I was pleased about it, too, in truth, because their brilliant “Live And Never Learn” record had been a real favourite of mine last year, and they’d played a superb gig last summer. The sort really that the epithets “warm” and “convivial” were meant for.

“…..Intentions” is that. But it is more too.

Because, the full name which alluded me was “I See Hawks In LA and The Good Intentions”. The latter part of this is crucial, as it is the name of a Liverpudlian folk duo, who had struck up a friendship and began jamming on ideas.

Reading between the lines of the press release that came with this, it seems that – although all is friendly so no worries there – there was a bit of a culture clash, and the transatlantic nature of the recording sessions may not have been the best experience of everyone’s life.

The record, though, retains all the warmth of ISHILA and the harmonies of TGI, which is no mean feat.

These type of records are perhaps more common in the digital age, but you wouldn’t necessarily know here, and “….Intentions” certainly sounds analogue rather than cold like a download or an MP3.

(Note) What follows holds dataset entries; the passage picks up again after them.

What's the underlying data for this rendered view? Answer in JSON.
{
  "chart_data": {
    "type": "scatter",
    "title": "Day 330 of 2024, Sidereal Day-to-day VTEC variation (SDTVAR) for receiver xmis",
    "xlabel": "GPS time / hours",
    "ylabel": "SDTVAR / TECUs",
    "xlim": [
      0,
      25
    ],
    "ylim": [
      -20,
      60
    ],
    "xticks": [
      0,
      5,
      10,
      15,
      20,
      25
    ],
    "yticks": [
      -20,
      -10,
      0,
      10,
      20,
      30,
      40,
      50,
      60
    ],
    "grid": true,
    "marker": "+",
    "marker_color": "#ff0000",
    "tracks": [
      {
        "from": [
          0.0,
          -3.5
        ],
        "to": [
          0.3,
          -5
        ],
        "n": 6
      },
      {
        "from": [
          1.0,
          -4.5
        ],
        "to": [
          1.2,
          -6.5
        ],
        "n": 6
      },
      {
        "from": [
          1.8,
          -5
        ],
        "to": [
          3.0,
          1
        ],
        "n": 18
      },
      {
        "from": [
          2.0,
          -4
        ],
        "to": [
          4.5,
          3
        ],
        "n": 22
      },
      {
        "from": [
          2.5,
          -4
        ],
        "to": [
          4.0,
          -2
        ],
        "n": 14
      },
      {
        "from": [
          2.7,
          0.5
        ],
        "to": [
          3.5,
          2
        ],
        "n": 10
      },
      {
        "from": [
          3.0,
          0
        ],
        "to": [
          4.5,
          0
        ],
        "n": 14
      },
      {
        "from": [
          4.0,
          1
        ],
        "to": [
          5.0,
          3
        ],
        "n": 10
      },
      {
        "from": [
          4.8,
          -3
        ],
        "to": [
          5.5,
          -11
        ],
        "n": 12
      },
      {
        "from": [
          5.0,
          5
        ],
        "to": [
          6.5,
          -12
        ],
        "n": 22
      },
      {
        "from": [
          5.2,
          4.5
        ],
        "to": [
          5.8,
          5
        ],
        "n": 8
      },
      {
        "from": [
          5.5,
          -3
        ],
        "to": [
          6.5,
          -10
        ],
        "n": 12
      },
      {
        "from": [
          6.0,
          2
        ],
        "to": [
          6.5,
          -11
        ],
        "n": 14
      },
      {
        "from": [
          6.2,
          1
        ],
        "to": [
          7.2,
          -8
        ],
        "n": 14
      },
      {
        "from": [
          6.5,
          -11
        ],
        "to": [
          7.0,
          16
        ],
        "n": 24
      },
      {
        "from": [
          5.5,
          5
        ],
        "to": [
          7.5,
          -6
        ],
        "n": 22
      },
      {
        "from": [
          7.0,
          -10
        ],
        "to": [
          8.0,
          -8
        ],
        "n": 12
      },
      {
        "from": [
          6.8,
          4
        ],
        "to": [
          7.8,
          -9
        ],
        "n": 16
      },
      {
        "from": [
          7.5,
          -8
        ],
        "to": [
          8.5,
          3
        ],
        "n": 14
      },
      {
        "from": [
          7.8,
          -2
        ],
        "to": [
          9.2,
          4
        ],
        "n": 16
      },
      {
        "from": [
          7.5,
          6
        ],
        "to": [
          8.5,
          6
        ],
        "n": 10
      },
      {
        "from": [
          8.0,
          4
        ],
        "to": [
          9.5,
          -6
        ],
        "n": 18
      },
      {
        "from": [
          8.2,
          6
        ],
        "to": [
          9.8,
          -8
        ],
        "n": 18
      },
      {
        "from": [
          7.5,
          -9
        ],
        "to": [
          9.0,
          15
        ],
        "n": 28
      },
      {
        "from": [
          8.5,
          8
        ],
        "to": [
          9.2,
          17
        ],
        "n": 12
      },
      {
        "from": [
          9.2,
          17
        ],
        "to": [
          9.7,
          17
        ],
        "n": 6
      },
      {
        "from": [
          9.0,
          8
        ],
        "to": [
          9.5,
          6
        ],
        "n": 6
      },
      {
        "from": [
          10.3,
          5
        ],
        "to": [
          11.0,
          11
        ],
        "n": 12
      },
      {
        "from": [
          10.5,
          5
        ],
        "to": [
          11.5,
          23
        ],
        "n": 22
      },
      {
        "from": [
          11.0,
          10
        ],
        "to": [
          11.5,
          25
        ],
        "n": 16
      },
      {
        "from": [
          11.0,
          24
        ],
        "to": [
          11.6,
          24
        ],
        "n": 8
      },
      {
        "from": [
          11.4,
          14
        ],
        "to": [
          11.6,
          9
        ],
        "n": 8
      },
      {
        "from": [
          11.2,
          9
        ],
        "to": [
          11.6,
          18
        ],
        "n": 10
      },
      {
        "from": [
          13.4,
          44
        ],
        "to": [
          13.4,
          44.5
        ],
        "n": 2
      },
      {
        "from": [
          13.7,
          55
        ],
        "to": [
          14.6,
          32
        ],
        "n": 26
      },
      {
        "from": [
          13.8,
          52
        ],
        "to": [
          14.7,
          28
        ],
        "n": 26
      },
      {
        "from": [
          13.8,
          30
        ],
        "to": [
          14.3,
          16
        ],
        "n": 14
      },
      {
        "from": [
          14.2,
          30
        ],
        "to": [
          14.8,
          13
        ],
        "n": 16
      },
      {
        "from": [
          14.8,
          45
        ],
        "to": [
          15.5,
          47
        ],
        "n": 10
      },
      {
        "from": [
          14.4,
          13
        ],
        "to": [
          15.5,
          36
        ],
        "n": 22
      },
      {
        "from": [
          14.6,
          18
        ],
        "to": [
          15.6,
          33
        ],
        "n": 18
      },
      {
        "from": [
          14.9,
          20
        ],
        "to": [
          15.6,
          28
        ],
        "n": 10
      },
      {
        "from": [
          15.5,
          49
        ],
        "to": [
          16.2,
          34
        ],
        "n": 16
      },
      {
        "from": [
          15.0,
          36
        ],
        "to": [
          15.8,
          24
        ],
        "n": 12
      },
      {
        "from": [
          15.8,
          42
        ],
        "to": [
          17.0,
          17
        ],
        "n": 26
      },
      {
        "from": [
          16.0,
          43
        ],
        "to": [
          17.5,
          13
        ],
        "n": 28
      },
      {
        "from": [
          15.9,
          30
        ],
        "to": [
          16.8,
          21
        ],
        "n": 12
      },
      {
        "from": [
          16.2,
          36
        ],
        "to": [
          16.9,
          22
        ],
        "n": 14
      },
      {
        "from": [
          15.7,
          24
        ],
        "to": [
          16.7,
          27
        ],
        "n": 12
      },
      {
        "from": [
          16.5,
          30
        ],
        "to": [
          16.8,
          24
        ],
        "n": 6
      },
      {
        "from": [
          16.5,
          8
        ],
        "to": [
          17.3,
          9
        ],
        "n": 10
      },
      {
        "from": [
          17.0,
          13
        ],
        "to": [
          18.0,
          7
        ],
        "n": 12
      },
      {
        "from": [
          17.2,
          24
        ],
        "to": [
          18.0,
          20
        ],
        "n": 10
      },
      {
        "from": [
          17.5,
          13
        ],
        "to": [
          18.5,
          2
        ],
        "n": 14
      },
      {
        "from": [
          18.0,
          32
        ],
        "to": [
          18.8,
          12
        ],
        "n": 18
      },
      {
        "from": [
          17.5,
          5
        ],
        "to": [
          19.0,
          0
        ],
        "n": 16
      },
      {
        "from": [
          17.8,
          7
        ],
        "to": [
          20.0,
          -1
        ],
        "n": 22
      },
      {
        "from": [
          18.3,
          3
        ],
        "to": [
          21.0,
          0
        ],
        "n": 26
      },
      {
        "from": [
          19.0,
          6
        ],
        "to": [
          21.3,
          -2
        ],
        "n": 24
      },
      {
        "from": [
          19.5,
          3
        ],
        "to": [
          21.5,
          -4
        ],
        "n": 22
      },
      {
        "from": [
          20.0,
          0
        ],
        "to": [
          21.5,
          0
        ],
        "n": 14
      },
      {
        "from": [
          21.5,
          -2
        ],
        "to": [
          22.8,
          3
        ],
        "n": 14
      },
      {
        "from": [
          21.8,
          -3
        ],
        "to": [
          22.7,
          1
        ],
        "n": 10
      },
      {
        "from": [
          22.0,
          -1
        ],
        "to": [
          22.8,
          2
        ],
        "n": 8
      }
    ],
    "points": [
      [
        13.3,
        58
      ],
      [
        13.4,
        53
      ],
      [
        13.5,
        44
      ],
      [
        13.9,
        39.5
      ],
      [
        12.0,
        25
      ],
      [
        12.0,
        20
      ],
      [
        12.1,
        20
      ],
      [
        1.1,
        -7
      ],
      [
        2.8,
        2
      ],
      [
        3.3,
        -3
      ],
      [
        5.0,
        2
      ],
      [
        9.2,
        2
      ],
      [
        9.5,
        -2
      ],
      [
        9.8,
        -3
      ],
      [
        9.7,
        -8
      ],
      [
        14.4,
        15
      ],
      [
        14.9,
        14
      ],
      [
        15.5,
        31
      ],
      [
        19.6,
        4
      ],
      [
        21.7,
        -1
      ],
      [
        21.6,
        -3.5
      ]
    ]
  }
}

It kicks off in beautifully gentle fashion. Peter Davies of TGI takes the lead vocal here, but there is a lovely summery, sea breeze here, like it has all the time in the world.

What follows, is a world away, but also shows the breadth of material not just here in general, but folk in particular. “Things Like This” sung by Rob Waller (the original idea for the record had seen it’s genesis in the I See Hawks’ singers house) and it is a murder ballad in the great tradition. Truly a highlight, as well.

“Rolling The Boxcars” – one of the first ideas they came up with – is a duet between the two men and folk in the way Woody Guthrie intended, “Ramblin’ Girl” is carried through on the back of some wonderful fiddle from Gabe Witcher from The Punch Brothers and folk doesn’t get any more evocative than “Steel Rails”, which has a touch of Mark Knopfler in the guitar lines.

Victoria Jacobs’ gorgeous vocals take centre stage on “Hills On Fire” as she melds beautifully with the accordion, and so timeless is “White Cross” and its country blues, I genuinely had to look up if it was a cover. It isn’t, but it is an example of heartland music right from the top draw.

When I was a kid, at my grandma’s for the weekend, she’d often listen to the request show on local radio on a Sunday morning, and a lot of what was on was country seemingly infused by a waltz-like quality. As such “Flying Now” resonated with me, and an example of the quirky nature, perhaps, of the songs on offer is on “Epiphany On Town Hall Square” with its new take on the nativity.

“Will You Watch Over Me From Above” which ends things here, will strike a chord with anyone who has lost a parent, and it is very obviously a heartfelt take on the grieving  – and healing – process.

A fantastic album. That bit you might have expected, if you know either (or both) bands. Put them together, though and it is pretty unstoppable.